An experimental blood test was highly accurate at distinguishing people with Alzheimer's disease from those without it in several studies, boosting hopes that there soon may be a simple way to help diagnose this most common form of dementia.
Developing such a test has been a long-sought goal, and scientists warn that the new approach still needs more validation and is not yet ready for wide use.
But Tuesday's results suggest they're on the right track. The testing identified people with Alzheimer's vs. no dementia or other types of it with accuracy ranging from 89% to 98%.
"That's pretty good. We've never seen that" much precision in previous efforts, said Maria Carrillo, the Alzheimer's Association's chief science officer.
Dr. Eliezer Masliah, neuroscience chief at the U.S. National Institute on Aging, agreed.
"The data looks very encouraging," he said. The new testing "appears to be even more sensitive and more reliable" than earlier methods, but it needs to be tried in larger, more diverse populations, he said.
The institute had no role in these studies but financed earlier, basic research toward blood test development.
Results were discussed at the Alzheimer's Association International Conference taking place online because of the coronavirus pandemic. Some results also were published in the Journal of the American Medical Association.
More than 5 million people in the United States and many more worldwide have Alzheimer's. Current drugs only temporarily ease symptoms and do not slow mental decline.
The disease is usually diagnosed through tests of memory and thinking skills, but that's very imprecise and usually involves a referral to a neurologist. More reliable methods such as spinal fluid tests and brain scans are invasive or expensive, so a simple blood test that could be done in a family doctor's office would be a big advance.
Last year, scientists reported encouraging results from experimental blood tests that measure abnormal versions of amyloid, one of two proteins that build up and damage Alzheimer's patients' brains. The new work focuses on the other protein — tau — and finds that one form of it called p-tau217 is a more reliable indicator. Several companies and universities have developed experimental p-tau217 tests.
Dr. Oskar Hansson of Lund University in Sweden led a study of Eli Lilly's test on more than 1,400 people already enrolled in dementia studies in Sweden, Arizona and Colombia. They included people with no impairment, mild impairment, Alzheimer's and other neurological diseases.
The p-tau217 test outperformed a host of other measures for indicating which patients had Alzheimer's as verified by brain scans. It also was comparable to the brain scans and some spinal tests in accuracy.
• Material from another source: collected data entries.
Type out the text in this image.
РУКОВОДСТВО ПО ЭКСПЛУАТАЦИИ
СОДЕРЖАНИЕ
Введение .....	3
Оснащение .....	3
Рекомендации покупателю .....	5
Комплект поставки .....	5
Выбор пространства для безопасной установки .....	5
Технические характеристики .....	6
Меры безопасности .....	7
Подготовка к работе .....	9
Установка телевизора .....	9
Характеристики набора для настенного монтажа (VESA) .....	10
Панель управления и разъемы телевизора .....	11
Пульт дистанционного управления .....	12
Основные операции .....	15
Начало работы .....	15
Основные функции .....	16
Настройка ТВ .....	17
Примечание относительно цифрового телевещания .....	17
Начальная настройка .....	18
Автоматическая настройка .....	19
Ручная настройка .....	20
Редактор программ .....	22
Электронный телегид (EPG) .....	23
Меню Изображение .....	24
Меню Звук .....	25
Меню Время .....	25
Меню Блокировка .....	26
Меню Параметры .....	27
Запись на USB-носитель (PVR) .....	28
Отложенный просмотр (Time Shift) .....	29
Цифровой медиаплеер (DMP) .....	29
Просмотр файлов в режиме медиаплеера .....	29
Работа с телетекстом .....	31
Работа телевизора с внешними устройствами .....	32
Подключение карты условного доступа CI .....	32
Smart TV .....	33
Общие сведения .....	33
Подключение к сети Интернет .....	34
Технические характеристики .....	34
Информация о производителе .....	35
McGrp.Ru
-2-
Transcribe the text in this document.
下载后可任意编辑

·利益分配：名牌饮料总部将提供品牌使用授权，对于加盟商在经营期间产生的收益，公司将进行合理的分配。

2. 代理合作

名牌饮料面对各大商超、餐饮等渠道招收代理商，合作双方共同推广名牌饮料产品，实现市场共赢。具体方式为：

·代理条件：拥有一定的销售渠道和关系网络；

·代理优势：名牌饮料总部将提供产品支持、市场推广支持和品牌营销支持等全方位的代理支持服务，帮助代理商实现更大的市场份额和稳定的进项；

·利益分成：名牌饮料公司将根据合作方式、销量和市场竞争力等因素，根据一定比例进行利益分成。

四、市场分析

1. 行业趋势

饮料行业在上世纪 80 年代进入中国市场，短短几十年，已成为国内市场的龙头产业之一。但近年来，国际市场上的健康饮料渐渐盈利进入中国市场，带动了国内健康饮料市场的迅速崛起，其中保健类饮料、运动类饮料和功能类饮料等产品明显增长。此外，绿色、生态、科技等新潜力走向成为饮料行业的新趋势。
The Arizona portion of the study included 81 people who had donated their brains upon death, so researchers were able to show that blood testing while they were alive closely matched evidence of disease later.
The Colombia part of the study included people with a rare gene that virtually destines them to develop Alzheimer's at a young age, typically in their 40s. In those with the gene, p-tau217 blood levels started to rise "around 20 years before symptoms," Hansson said.
The study's sponsors include the U.S. National Institutes of Health, Swedish government health groups, the Alzheimer's Association, many foundations and several companies. Some study leaders work for Lilly or consult for the company.
Two other research groups independently reported evidence for p-tau217 testing at the conference.
Scientists at the University of California, San Francisco, found it helped distinguish people with Alzheimer's from those with another neurological disease — frontotemporal lobar degeneration — with 96% accuracy in a study of 617 people.
Dr. Suzanne Schindler of Washington University in St. Louis, Missouri, also found p-tau217 better than some other indicators for revealing which patients had plaques in the brain — the hallmark of Alzheimer's.
"When patients come to me with changes in their memory and thinking, one of the major questions is, what's the cause? Is it Alzheimer's disease or is it something else?" she said. If tau testing bears out, "it would help us diagnose people earlier and more accurately."
Schindler has already launched a larger study in a diverse population in St. Louis. Researchers have done the same in Sweden.
If benefits are confirmed, Masliah, Carrillo and others say they hope a commercial test would be ready for wide use in about two years.